Pour y parvenir, les francophones québécois devront d’abord se percevoir collectivement comme les principaux agents de l’accueil des nouveaux citoyens. Cela ne viendra qu’à la suite d’un renversement identitaire décisif rendu possible à long terme par la Révolution tranquille, c’est-à-dire le passage du statut de minoritaire dans leur propre société à celui de majoritaire ; puis la mise au premier plan de la langue française par rapport à la tradition catholique comme point de référence culturel principal. De fait, il faut attendre le début des années quatre-vingt-dix pour que la majorité des enfants des immigrants soient inscrits à Montréal dans des institutions scolaires francophones, c’est-à-dire un siècle après le début des grandes vagues migratoires qui atteignent la métropole (Bourhis 2012). En retirant le référent religieux jusque-là prédominant et en traçant une voie surtout linguistique dans leur affirmation identitaire, les Québécois ont en somme balisé les changements fondamentaux menant à l’établissement d’une politique interculturelle crédible et universellement applicable (Gouvernement du Québec 1990). Ces avancées sont toutefois encore récentes et fragiles. Pour l’essentiel, le côtoiement scolaire avec les francophones, imposé par la Loi 101, date aujourd’hui de seulement vingt-cinq ans et il ne touche que les générations les plus jeunes (Anctil 1996, 2010c). Plusieurs pans du marché de l’emploi n’ont pas encore été durablement affectés par ces mesures et il n’est pas exagéré d’affirmer que beaucoup de milieux professionnels sont restés à l’écart du mouvement d’ouverture à la diversité. De nombreux doutes et reculs momentanés face à ces acquis ont aussi été exprimés récemment avec insistance, soit à l’occasion des audiences publiques de la Commission Bouchard-Taylor ou plus encore, pendant que l’on discutait au Parlement de la Charte de la laïcité mise de l’avant en 2014 par le gouvernement Marois. Il a ainsi été possible de découvrir au fil des témoignages publics que l’attachement aux valeurs traditionnelles du Canada français demeure plus profond qu’il n’y paraît à prime abord, et que la diversité induite par l’immigration soulève parfois encore des réflexes de repli prononcés.

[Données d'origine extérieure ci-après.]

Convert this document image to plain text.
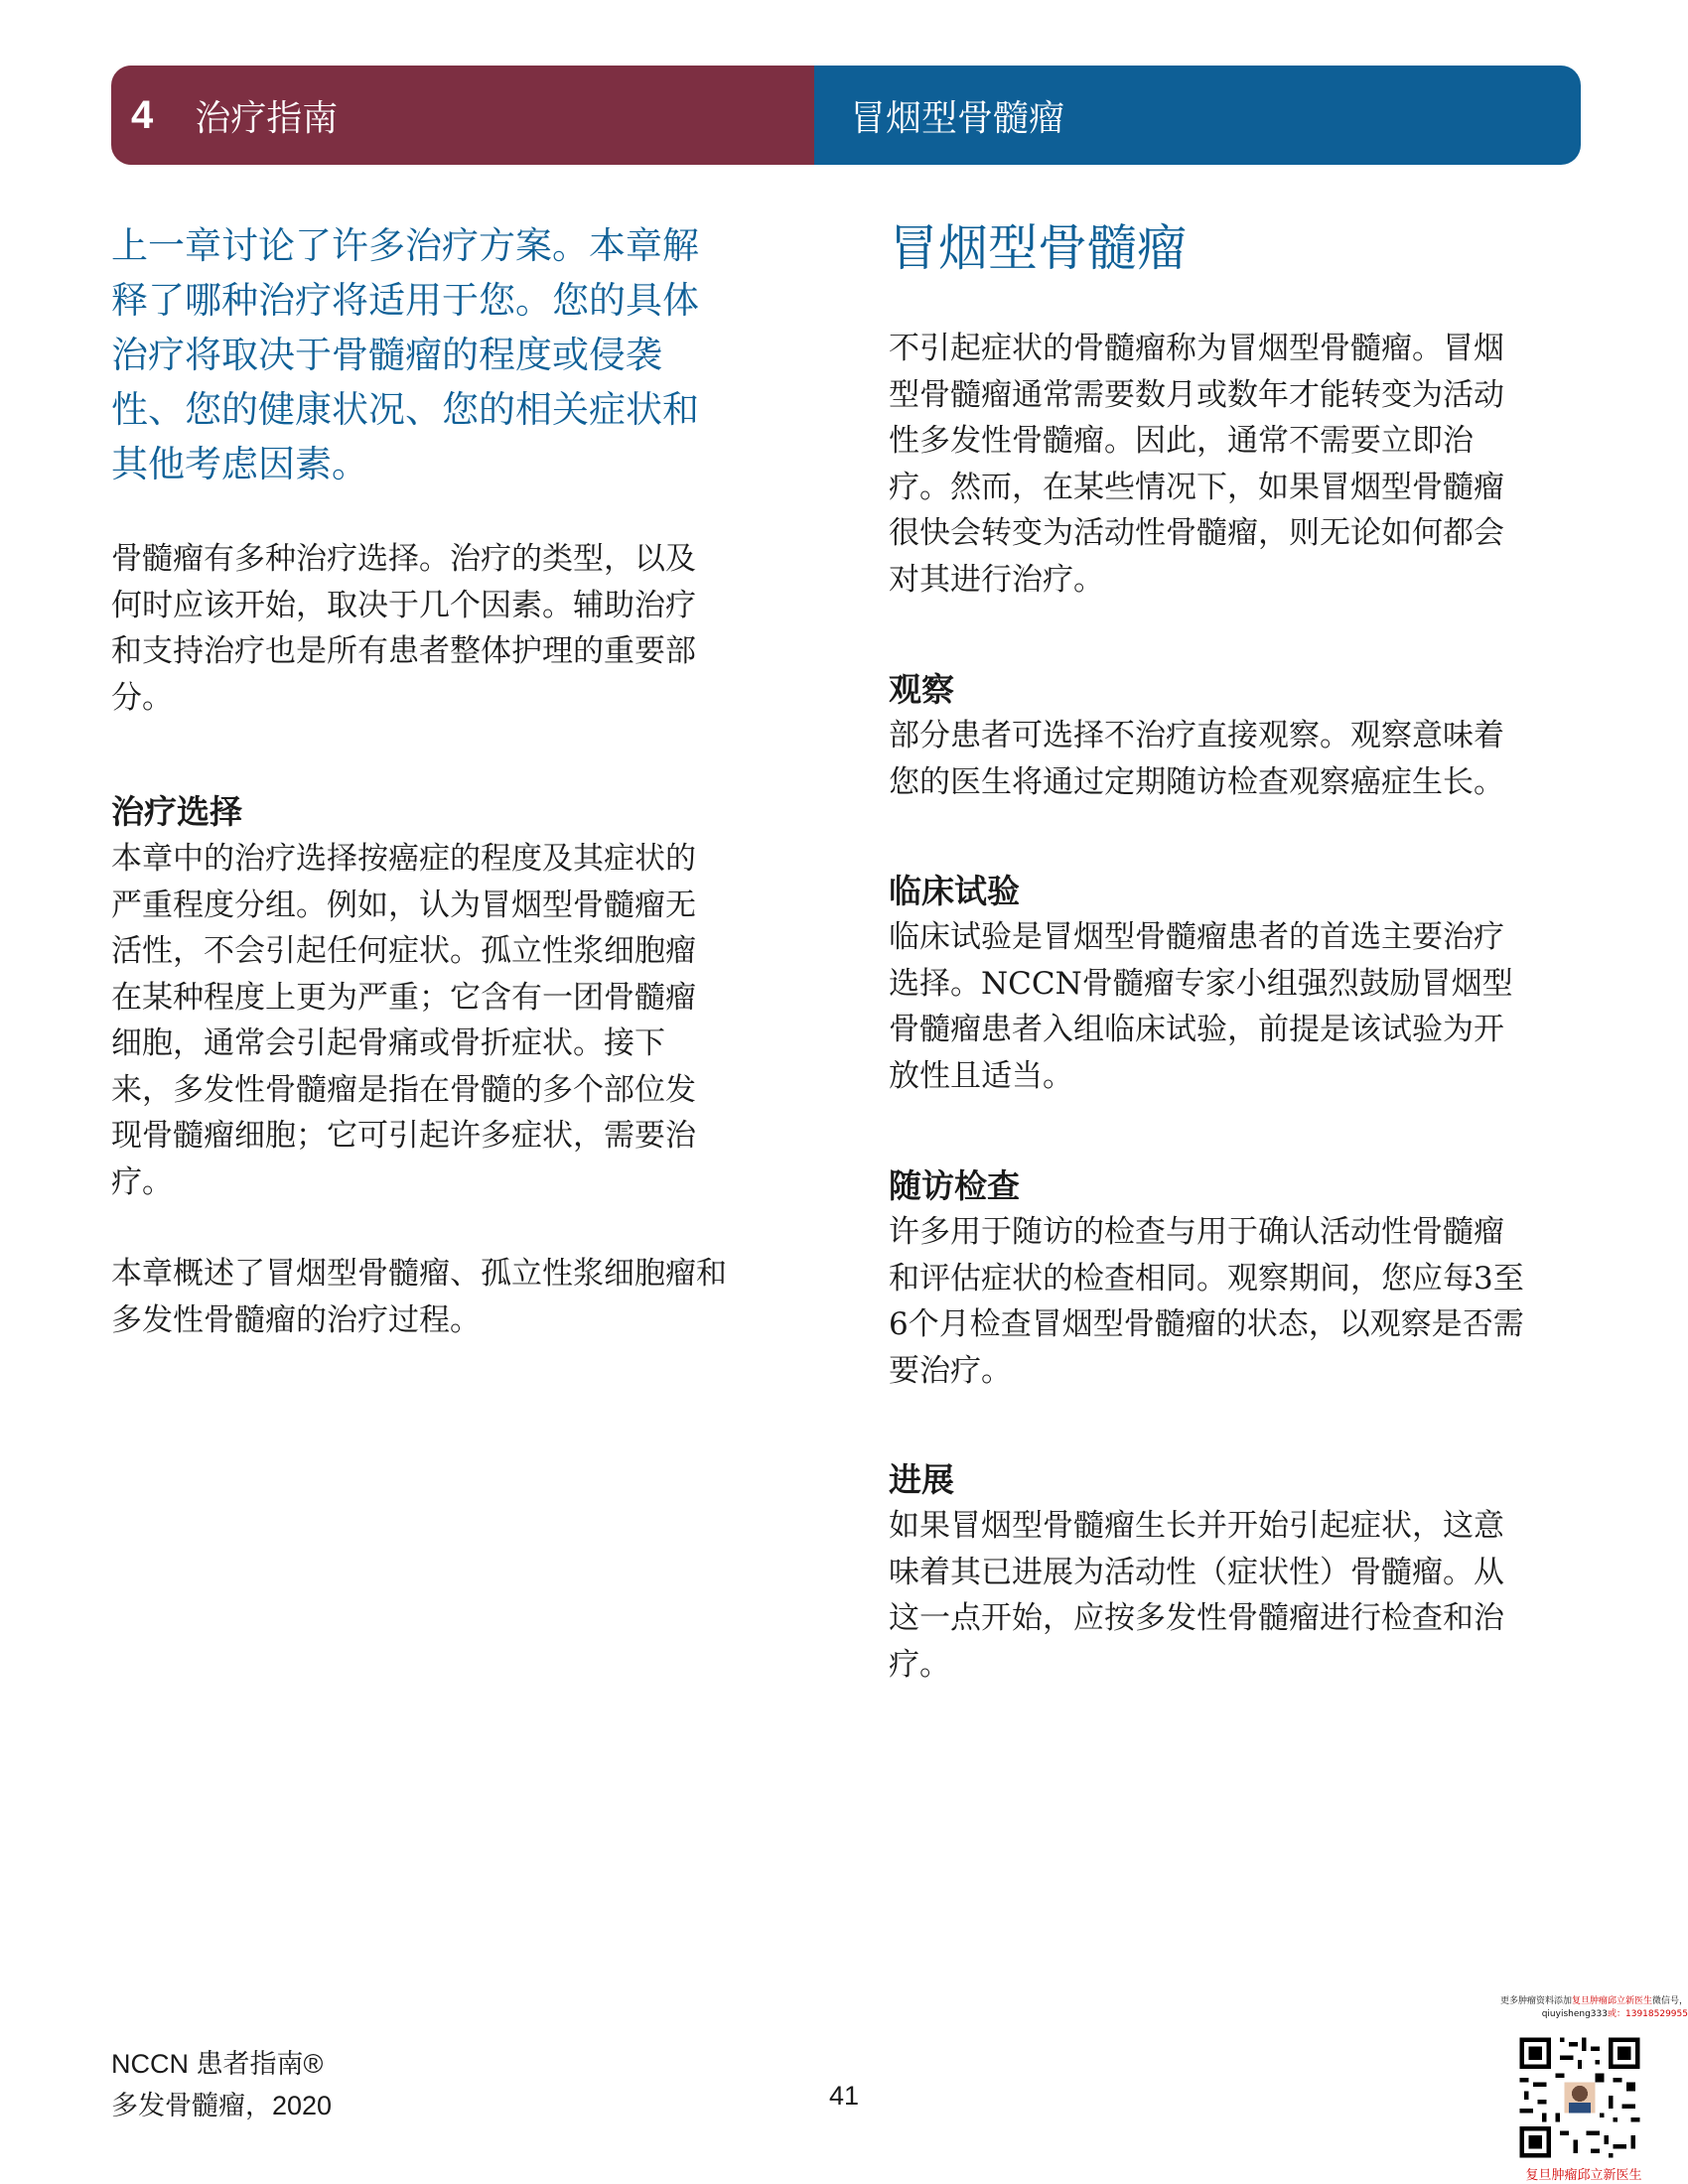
4 治疗指南	冒烟型骨髓瘤

上一章讨论了许多治疗方案。本章解
释了哪种治疗将适用于您。您的具体
治疗将取决于骨髓瘤的程度或侵袭
性、您的健康状况、您的相关症状和
其他考虑因素。

骨髓瘤有多种治疗选择。治疗的类型，以及
何时应该开始，取决于几个因素。辅助治疗
和支持治疗也是所有患者整体护理的重要部
分。

治疗选择

本章中的治疗选择按癌症的程度及其症状的
严重程度分组。例如，认为冒烟型骨髓瘤无
活性，不会引起任何症状。孤立性浆细胞瘤
在某种程度上更为严重；它含有一团骨髓瘤
细胞，通常会引起骨痛或骨折症状。接下
来，多发性骨髓瘤是指在骨髓的多个部位发
现骨髓瘤细胞；它可引起许多症状，需要治
疗。

本章概述了冒烟型骨髓瘤、孤立性浆细胞瘤和
多发性骨髓瘤的治疗过程。

冒烟型骨髓瘤

不引起症状的骨髓瘤称为冒烟型骨髓瘤。冒烟
型骨髓瘤通常需要数月或数年才能转变为活动
性多发性骨髓瘤。因此，通常不需要立即治
疗。然而，在某些情况下，如果冒烟型骨髓瘤
很快会转变为活动性骨髓瘤，则无论如何都会
对其进行治疗。

观察

部分患者可选择不治疗直接观察。观察意味着
您的医生将通过定期随访检查观察癌症生长。

临床试验

临床试验是冒烟型骨髓瘤患者的首选主要治疗
选择。NCCN骨髓瘤专家小组强烈鼓励冒烟型
骨髓瘤患者入组临床试验，前提是该试验为开
放性且适当。

随访检查

许多用于随访的检查与用于确认活动性骨髓瘤
和评估症状的检查相同。观察期间，您应每3至
6个月检查冒烟型骨髓瘤的状态，以观察是否需
要治疗。

进展

如果冒烟型骨髓瘤生长并开始引起症状，这意
味着其已进展为活动性（症状性）骨髓瘤。从
这一点开始，应按多发性骨髓瘤进行检查和治
疗。

NCCN 患者指南®
多发骨髓瘤，2020	41
更多肿瘤资料添加复旦肿瘤邱立新医生微信号，
qiuyisheng333或：13918529955
复旦肿瘤邱立新医生
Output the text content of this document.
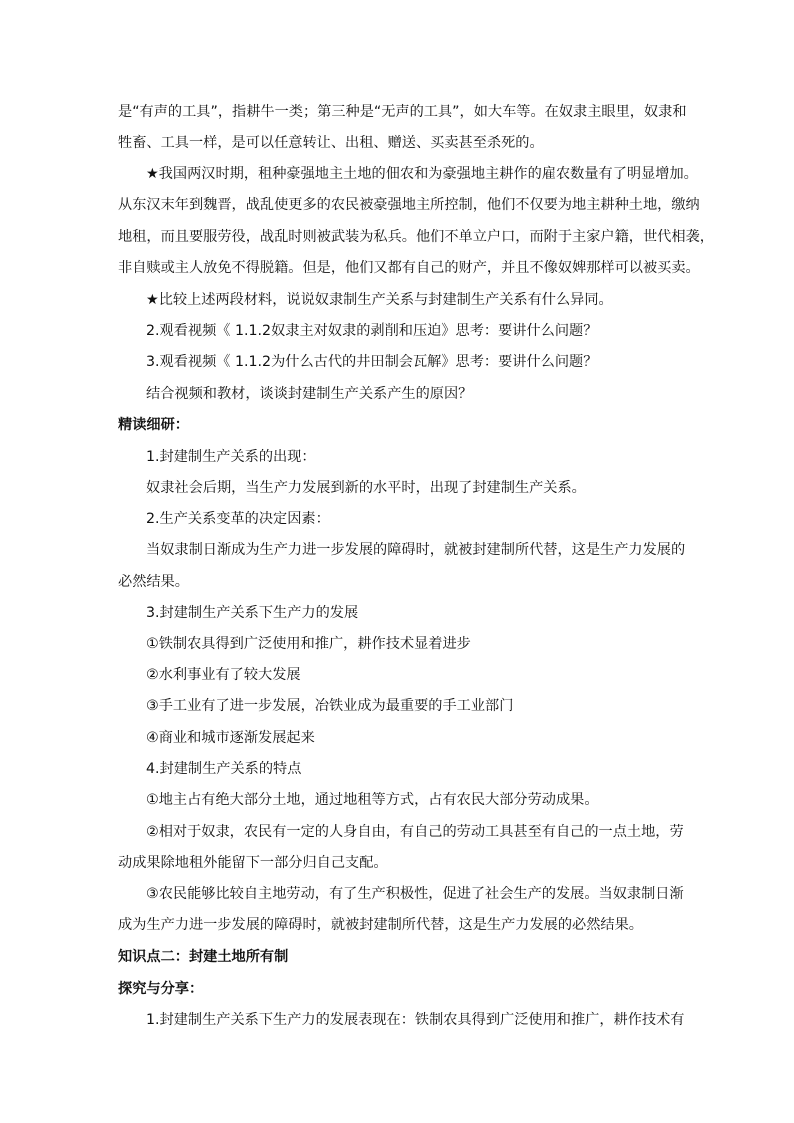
是“有声的工具”，指耕牛一类；第三种是“无声的工具”，如大车等。在奴隶主眼里，奴隶和
牲畜、工具一样，是可以任意转让、出租、赠送、买卖甚至杀死的。
★我国两汉时期，租种豪强地主土地的佃农和为豪强地主耕作的雇农数量有了明显增加。
从东汉末年到魏晋，战乱使更多的农民被豪强地主所控制，他们不仅要为地主耕种土地，缴纳
地租，而且要服劳役，战乱时则被武装为私兵。他们不单立户口，而附于主家户籍，世代相袭，
非自赎或主人放免不得脱籍。但是，他们又都有自己的财产，并且不像奴婢那样可以被买卖。
★比较上述两段材料，说说奴隶制生产关系与封建制生产关系有什么异同。
2.观看视频《 1.1.2奴隶主对奴隶的剥削和压迫》思考：要讲什么问题？
3.观看视频《 1.1.2为什么古代的井田制会瓦解》思考：要讲什么问题？
结合视频和教材，谈谈封建制生产关系产生的原因？
精读细研：
1.封建制生产关系的出现：
奴隶社会后期，当生产力发展到新的水平时，出现了封建制生产关系。
2.生产关系变革的决定因素：
当奴隶制日渐成为生产力进一步发展的障碍时，就被封建制所代替，这是生产力发展的
必然结果。
3.封建制生产关系下生产力的发展
①铁制农具得到广泛使用和推广，耕作技术显着进步
②水利事业有了较大发展
③手工业有了进一步发展，冶铁业成为最重要的手工业部门
④商业和城市逐渐发展起来
4.封建制生产关系的特点
①地主占有绝大部分土地，通过地租等方式，占有农民大部分劳动成果。
②相对于奴隶，农民有一定的人身自由，有自己的劳动工具甚至有自己的一点土地，劳
动成果除地租外能留下一部分归自己支配。
③农民能够比较自主地劳动，有了生产积极性，促进了社会生产的发展。当奴隶制日渐
成为生产力进一步发展的障碍时，就被封建制所代替，这是生产力发展的必然结果。
知识点二：封建土地所有制
探究与分享：
1.封建制生产关系下生产力的发展表现在：铁制农具得到广泛使用和推广，耕作技术有
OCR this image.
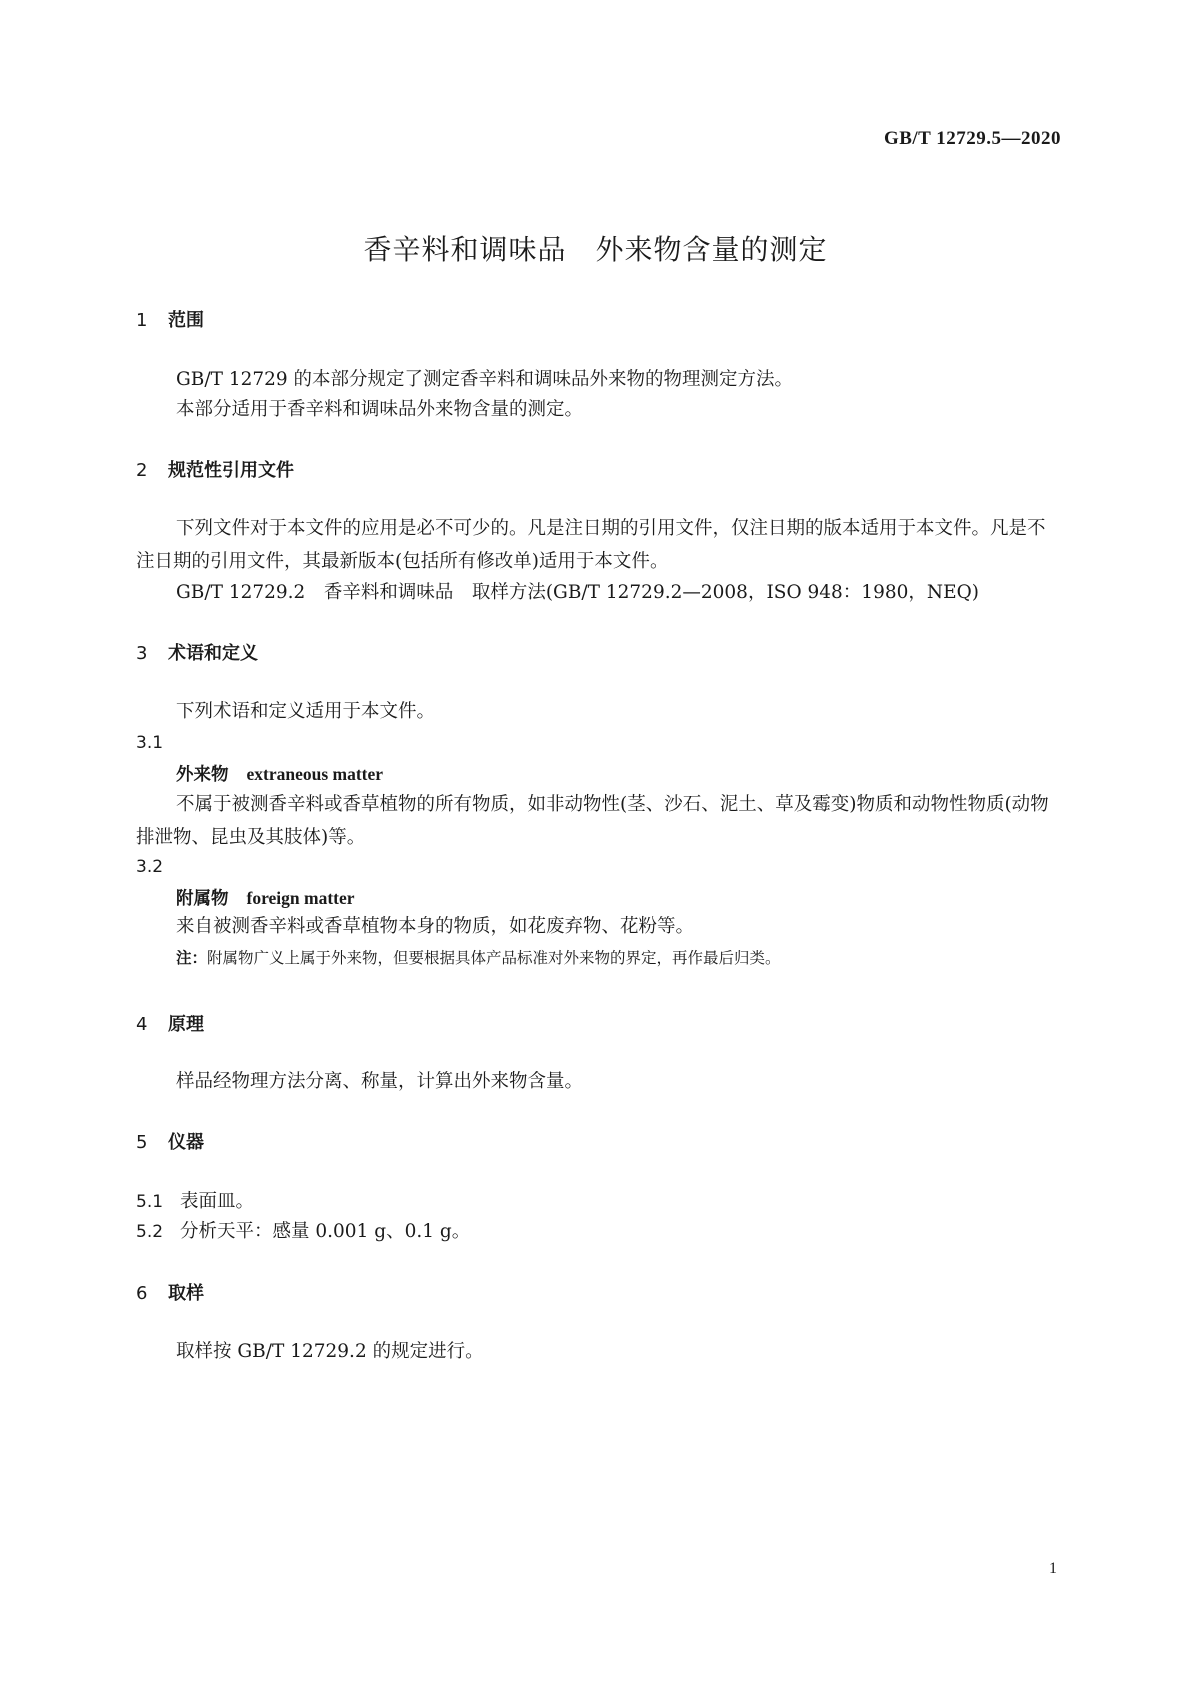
GB/T 12729.5—2020
香辛料和调味品　外来物含量的测定
1 范围
GB/T 12729 的本部分规定了测定香辛料和调味品外来物的物理测定方法。
本部分适用于香辛料和调味品外来物含量的测定。
2 规范性引用文件
下列文件对于本文件的应用是必不可少的。凡是注日期的引用文件，仅注日期的版本适用于本文件。凡是不注日期的引用文件，其最新版本(包括所有修改单)适用于本文件。
GB/T 12729.2　香辛料和调味品　取样方法(GB/T 12729.2—2008，ISO 948：1980，NEQ)
3 术语和定义
下列术语和定义适用于本文件。
3.1
外来物 extraneous matter
不属于被测香辛料或香草植物的所有物质，如非动物性(茎、沙石、泥土、草及霉变)物质和动物性物质(动物排泄物、昆虫及其肢体)等。
3.2
附属物 foreign matter
来自被测香辛料或香草植物本身的物质，如花废弃物、花粉等。
注：附属物广义上属于外来物，但要根据具体产品标准对外来物的界定，再作最后归类。
4 原理
样品经物理方法分离、称量，计算出外来物含量。
5 仪器
5.1 表面皿。
5.2 分析天平：感量 0.001 g、0.1 g。
6 取样
取样按 GB/T 12729.2 的规定进行。
1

Il n’est pas difficile de présumer que ces hésitations cycliques s’inspirent en droite ligne des perspectives identitaires et des discours anti-immigration mis de l’avant avant la promulgation de la Loi 101, voire même à une époque antérieure à la Révolution tranquille. Certains intervenants et universitaires restent en effet aujourd’hui persuadés, comme les penseurs politiques du Devoir avant Laurendeau, que l’immigration promeut des variables culturelles et religieuses préjudiciables auxquelles il convient de s’opposer avec force. Parmi celles-ci il y a l’affaiblissement présumé du fait français, la marginalisation possible de la tradition historique canadienne-française et la perte des repères moraux offerts par l’Église catholique traditionnelle. Il en va de même de ceux qui proposent que l’étude de l’histoire québécoise se limite à une trame narrative inspirée de Lionel Groulx et ne mettant en scène que des Canadiens français. Ces prises de positions paraissent d’autant plus exacerbées chez certains commentateurs que l’avenir de la langue française leur semble fortement menacé dans la métropole, et que l’intervention du gouvernement fédéral en matière de citoyenneté nouvelle s’intensifie. La montée du multiculturalisme, l’ouverture à l’altérité, l’accueil de traditions religieuses non-chrétiennes deviennent sous cet angle des tendances à combattre. C’est que l’enjeu de l’intégration et de la diversité n’a toujours pas acquis chez plusieurs esprits de tendance conservatrice une autonomie véritable en tant que question à traiter en soi, ou comme un reflet de la mondialisation des sociétés. Au contraire, trop souvent, l’accueil de l’immigration se trouve par moments subordonné au Québec francophone, comme il y a plus de cinquante ans dans les pages du Devoir, à des enjeux étroits de survie nationale ou à des calculs relatifs à l’équilibre des pouvoirs au sein du système politique canadien.